Remonter la Marne"Le monde actuel a beau être quadrillé, il existe beaucoup de trous, de failles. Ce pays possède la grâce. Il a le chic pour ménager une multitude d'interstices, d'infimes espaces permettant de se soustraire à la maussaderie générale. Ce retrait, cette stratégie d'évitement face à l'affliction des temps sont à la portée de tous. Il suffit de ne pas se conformer au jugement des autres, à la prétendue expertise de ceux qui savent. Depuis mon départ, j'ai rencontré des hommes et des femmes qui pratiquent une sorte de dissidence. Ils ne sont pas pris dans le jeu et vivent en retrait. Ils ont appris à esquiver, à résister, et savent respirer ou humer un autre air, conjurer les esprits malfaisants. Ces conjurateurs tournent le dos aux maléfices actuels tels que la lassitude, la déploration, le ressentiment, l'imprécation. Sans être exclus, ils refusent de faire partie du flux".

L'auteur, journaliste et écrivain, entreprend de remonter la Marne, projet qui a pris forme peu à peu, surtout après la lecture d'un auteur inconnu, Jules Blain, découvert en bouquinerie. Il part de la confluence de la Seine et de la Marne, à Charenton, dans un univers de banlieue et remonte vers la campagne, en traversant la Champagne, région chère à son coeur.

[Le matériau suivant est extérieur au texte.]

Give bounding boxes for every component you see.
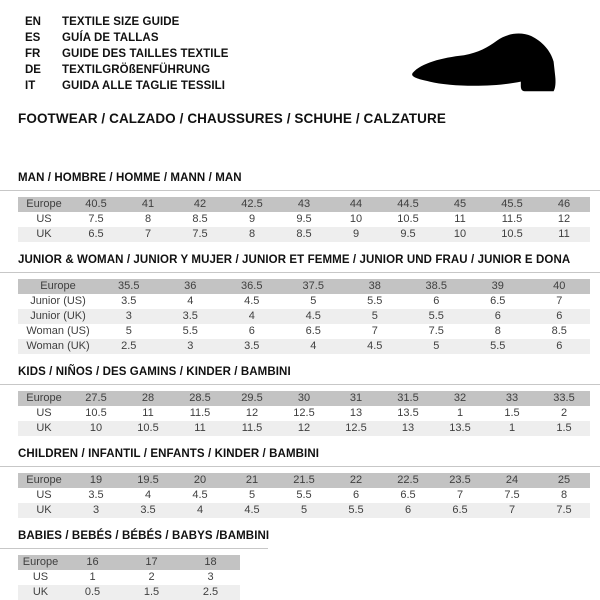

Il le fait "à la paresseuse" sans se bousculer, au hasard des étapes et des rencontres. Il n'est pas toujours seul, un ami photographe l'accompagne sur une partie du périple. C'est l'occasion de réviser l'histoire, cette région ayant depuis toujours servi de rempart à la région parisienne. L'érudition de l'auteur rend la pérégrination passionnante, autant sur le plan historique que géographique, sans oublier la philosophie.

Et comme dans toute randonnée au long cours, ce sont les rencontres qui en font tout le sel, le voilà au coeur de la province française, loin de Paris, souvent vu comme un poids, une province abandonnée, négligée, mais vivante, qui se débrouille à sa manière, comme elle l'a toujours fait.

N'oublions pas le personnage principal, la Marne, l'eau, fascinante, changeante, ne présentant jamais le même visage. Après l'avoir vue au ras du sol pendant plusieurs semaines, il refait une étape à l'envers sur un bateau, ce qui change complètement sa perception. Et il y a la fameuse lumière sur la rivière, la "rambleur" difficile à saisir.

J'ai été très intéressée par cette lecture dans une région que je connais mal, en trouvant cependant que l'ensemble dégage une certaine froideur.

"La rambleur, c'est beaucoup plus compliqué. Le ciel s'est réveillé, un point c'est tout, dit Milan.
J'avais fini par croire que cette histoire de lumière n'était qu'une façon de mystifier le non-initié. En fait, la rambleur ne se voit pas. C'est un rayonnement intérieur. L'attente d'un renversement. Une sorte de tremblé révélant l'ambiguïté des choses et des êtres".